As well as being the loneliest country in the UK, 82% those surveyed in Scotland said they didn’t know where to turn to for support when times get tough. This figure is also the highest in the UK with English, Welsh and Northern Irish SMEs all reporting more awareness of support services.
Ultimate Finance says there is evidence that the issue of loneliness is being compounded by a lack of advice for SMEs looking to grow, with two-thirds (60%) of Scottish-based businesses also stating that they did not feel there is not enough support in the UK for SMEs looking to expand.
It claims that alongside current economic uncertainties, business owners’ concerns about meeting customers’ needs, business strategy, access to funding and maintaining a healthy cashflow are leading to a huge amount of pressure within SMEs, particularly among those striving to grow and succeed.
Steve Noble, Chief Operating Officer at Ultimate Finance, said: “It’s hugely concerning to hear how often Scotland’s small business owners are feeling lonely. I talk to business owners around the UK every day, and this research backs up what I already know – that they are feeing stressed and isolated. Although these feelings can be an unavoidable reality of running a company, it’s clear that more help should be available.
“SMEs are a hugely valuable part of UK society, not only boosting the economy but contributing an enormous amount to local communities. We need to start taking better care of our business community and supporting the leaders who are working around the clock to succeed.”
Business Psychologist Robert Stewart said: “I find business leaders often take on a huge amount of responsibility and can struggle to maintain a personal and professional balance in life. It’s really positive to see research that highlights this issue and I would encourage the business community to come together in order to create a better network for SMEs experiencing these challenges.”
Business owner and founder of Vivid Drinks, an online retailer of Green Tea, James Shillcock, added: “In the first couple of years of running my own business, I was working incredibly long hours. I put a lot of pressure on myself and without a team you can quickly feel isolated. Asking for support or advice shouldn’t be seen as a sign of weakness – it’s important to keep talking to your network; employees, family and friends about how you’re feeling.

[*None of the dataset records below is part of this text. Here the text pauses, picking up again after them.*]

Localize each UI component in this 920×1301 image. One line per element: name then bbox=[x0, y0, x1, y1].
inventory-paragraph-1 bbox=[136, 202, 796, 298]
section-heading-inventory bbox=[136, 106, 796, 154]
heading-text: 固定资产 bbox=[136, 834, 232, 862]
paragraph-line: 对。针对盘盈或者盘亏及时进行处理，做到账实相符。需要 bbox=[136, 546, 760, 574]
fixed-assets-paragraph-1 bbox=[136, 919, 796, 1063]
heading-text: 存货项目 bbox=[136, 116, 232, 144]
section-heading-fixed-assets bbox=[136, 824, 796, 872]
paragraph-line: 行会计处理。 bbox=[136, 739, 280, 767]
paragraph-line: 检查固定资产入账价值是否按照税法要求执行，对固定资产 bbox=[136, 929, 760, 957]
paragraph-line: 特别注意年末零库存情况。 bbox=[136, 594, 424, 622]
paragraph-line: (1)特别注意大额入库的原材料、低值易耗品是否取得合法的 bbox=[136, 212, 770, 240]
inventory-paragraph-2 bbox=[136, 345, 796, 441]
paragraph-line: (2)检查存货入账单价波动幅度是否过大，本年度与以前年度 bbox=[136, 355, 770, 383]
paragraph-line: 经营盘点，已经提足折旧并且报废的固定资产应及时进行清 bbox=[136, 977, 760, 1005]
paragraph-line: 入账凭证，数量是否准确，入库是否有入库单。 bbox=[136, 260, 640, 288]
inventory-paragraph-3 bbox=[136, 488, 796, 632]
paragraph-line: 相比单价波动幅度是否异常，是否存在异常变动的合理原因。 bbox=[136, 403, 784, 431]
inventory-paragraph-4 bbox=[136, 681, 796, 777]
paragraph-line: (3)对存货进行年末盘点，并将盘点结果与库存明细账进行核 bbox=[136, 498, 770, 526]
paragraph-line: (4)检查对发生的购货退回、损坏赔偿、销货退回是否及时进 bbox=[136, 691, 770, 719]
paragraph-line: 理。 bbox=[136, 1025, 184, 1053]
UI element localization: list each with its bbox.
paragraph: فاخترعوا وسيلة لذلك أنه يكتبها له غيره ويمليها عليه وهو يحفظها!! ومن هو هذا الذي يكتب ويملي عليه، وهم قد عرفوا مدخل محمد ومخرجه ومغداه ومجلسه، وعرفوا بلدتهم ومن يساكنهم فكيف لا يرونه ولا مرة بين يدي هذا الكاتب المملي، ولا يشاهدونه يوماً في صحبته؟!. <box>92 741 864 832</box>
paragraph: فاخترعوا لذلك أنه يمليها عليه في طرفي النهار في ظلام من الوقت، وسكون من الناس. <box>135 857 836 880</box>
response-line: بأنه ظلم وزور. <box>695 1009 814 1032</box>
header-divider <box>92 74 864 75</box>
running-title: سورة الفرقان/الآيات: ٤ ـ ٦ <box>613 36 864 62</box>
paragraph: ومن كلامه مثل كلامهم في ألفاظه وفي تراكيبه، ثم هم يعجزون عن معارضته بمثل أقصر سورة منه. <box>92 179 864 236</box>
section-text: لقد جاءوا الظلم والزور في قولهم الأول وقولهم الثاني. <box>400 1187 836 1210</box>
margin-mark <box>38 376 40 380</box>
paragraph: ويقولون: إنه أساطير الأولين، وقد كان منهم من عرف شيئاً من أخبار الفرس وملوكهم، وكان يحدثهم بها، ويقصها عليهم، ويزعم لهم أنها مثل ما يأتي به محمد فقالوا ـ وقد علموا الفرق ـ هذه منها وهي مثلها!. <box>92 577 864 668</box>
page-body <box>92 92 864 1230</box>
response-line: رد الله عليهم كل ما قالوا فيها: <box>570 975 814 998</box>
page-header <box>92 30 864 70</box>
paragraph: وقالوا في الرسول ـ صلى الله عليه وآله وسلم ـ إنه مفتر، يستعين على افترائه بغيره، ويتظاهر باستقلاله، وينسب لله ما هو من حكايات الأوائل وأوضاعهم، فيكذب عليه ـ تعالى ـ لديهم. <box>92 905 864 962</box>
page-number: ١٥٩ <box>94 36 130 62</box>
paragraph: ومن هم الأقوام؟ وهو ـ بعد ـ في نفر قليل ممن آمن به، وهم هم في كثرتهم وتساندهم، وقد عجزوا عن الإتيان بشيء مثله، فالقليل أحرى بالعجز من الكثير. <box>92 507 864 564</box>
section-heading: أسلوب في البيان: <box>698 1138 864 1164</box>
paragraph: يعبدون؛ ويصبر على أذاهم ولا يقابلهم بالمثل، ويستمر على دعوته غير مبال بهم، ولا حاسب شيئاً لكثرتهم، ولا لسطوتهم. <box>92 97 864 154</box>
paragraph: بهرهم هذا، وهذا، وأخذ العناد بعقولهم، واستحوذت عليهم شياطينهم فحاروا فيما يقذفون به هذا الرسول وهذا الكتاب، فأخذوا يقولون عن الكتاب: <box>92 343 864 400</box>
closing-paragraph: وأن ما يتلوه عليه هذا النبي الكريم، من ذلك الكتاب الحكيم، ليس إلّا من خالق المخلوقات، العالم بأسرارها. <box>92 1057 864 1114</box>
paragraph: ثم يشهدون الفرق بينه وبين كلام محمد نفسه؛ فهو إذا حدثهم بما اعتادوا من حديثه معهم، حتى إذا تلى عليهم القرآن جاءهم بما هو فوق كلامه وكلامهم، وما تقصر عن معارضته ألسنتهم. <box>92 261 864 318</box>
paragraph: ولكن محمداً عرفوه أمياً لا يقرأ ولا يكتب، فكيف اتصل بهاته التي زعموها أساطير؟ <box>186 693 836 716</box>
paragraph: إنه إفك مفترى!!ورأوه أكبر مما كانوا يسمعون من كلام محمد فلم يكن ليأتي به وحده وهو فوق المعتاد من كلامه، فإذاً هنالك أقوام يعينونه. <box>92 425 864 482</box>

“Isolation and lack of support can stop you performing at your best, which has a knock-on effect on your employees and business. Entrepreneurs have to be proactive but there should be more support available to founders who want it.”

Information and support

Ultimate Finance is creating its own information hub with guidance from health experts and insights from experienced SME owners to support those in need of help. It will also include links to further wellbeing resources including:
·         The Federation of Small Business’ (FSB) Wellbeing in Small Business Hub
·         Mental health charity Mind’s dedicated Workplace hub
·         A new independent review of mental health and employers by Lord Dennis Stevenson and Paul Farmer, Thriving at Work: a review of mental health and employers, commissioned by the Department for Work and Pensions and Department of Health.